A leading City investor has warned plans to pay Persimmon’s management a share of £600m in bonuses over the next five years is ‘too high’…
Housebuilding firm Persimmon plans to pay its management team a share of £600m over the next five years as part of an executive pay plan.
However, the scheme, which represents the largest at a FTSE 100 company outside of banking, has been heavily criticised by a leading City investor. Royal London Asset Management’s Mike Fox said the payments, which could see Persimmon’s chief executive Jeff Fairburn earn more than £100m, were too high “in all circumstances”.
Fox urged Persimmon’s board to show restraint, citing the housing crisis and support from the government for the sector.
The scheme was put in place shortly after the 2008 recession, as the housing market began to recover. Some 150 managers were given the chance to earn shares worth up to 10 per cent of the company’s total value.

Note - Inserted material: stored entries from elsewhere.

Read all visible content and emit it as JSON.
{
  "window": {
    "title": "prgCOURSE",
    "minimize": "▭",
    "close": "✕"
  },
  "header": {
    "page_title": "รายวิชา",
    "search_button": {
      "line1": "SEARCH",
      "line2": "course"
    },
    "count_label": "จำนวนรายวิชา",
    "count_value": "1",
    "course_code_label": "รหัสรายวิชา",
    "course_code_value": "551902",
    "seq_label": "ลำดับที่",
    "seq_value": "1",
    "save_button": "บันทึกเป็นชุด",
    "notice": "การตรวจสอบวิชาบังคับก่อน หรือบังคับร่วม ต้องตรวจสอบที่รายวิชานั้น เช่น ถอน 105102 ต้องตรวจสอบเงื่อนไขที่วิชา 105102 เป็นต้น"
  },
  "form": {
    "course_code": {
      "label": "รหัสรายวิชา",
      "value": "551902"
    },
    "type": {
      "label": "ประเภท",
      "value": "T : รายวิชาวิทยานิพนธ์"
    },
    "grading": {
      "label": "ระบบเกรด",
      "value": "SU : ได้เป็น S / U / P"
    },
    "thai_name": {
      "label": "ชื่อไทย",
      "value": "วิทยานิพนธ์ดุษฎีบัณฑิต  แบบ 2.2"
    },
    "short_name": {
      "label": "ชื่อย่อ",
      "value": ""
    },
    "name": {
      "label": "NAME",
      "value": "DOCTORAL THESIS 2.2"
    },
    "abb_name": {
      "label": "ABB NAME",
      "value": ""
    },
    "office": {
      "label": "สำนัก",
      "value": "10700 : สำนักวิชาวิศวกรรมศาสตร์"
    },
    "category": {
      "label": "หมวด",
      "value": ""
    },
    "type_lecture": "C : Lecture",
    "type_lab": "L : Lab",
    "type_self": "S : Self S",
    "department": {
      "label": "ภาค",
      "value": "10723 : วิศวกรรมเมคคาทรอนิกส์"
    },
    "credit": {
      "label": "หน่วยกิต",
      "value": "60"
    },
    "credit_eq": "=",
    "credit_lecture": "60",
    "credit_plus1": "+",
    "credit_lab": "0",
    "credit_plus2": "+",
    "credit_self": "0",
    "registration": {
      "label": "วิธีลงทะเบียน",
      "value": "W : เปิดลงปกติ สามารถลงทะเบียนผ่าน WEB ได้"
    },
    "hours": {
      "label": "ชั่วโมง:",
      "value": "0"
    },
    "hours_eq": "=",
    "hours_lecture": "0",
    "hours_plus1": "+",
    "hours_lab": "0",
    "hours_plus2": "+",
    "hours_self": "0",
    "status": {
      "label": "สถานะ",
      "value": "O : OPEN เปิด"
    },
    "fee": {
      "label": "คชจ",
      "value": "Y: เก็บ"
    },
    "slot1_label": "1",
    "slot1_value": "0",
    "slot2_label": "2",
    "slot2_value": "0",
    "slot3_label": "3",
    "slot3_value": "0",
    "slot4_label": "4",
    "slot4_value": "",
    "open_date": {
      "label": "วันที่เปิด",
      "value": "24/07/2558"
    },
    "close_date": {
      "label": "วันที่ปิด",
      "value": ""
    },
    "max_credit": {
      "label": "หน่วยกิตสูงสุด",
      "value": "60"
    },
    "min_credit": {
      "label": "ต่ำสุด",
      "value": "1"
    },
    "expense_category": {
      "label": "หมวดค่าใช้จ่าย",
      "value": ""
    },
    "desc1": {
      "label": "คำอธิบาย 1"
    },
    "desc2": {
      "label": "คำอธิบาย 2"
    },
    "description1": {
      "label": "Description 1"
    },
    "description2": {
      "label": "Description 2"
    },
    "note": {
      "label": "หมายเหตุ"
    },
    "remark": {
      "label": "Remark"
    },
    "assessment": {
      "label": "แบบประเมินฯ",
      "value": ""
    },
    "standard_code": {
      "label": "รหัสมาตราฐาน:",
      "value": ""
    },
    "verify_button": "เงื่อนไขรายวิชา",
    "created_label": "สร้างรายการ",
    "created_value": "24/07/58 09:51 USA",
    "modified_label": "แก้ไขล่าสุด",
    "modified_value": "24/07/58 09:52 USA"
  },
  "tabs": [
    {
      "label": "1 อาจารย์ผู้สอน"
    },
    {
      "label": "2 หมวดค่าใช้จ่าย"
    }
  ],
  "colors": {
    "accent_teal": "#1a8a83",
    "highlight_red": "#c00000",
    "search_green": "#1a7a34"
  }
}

This would be paid out providing the management teams hit targets on returning money to investors.
Persimmon revealed recently it was ahead of those targets, which means it is likely the scheme will pay out in full. In fact, since the incentive plan was put into place shares have more than tripled, increasing from £6.20 to around £20. While the majority of shareholders have backed the scheme, there are some who are opposed. Critics said executives are being rewarded for being in their roles during a period of recovery in the housing market.
Persimmon defended the payouts, stating that since the scheme was started the firm has increased the number of new homes it builds by half and invested more than £2bn in new land. It has also paid back some £1bn to its shareholders.
The company said: “This is a long-term plan that runs for almost a decade which is designed to drive outperformance through the housing cycle and to incentivise the management to deliver the capital return, grow the business and increase the share price.”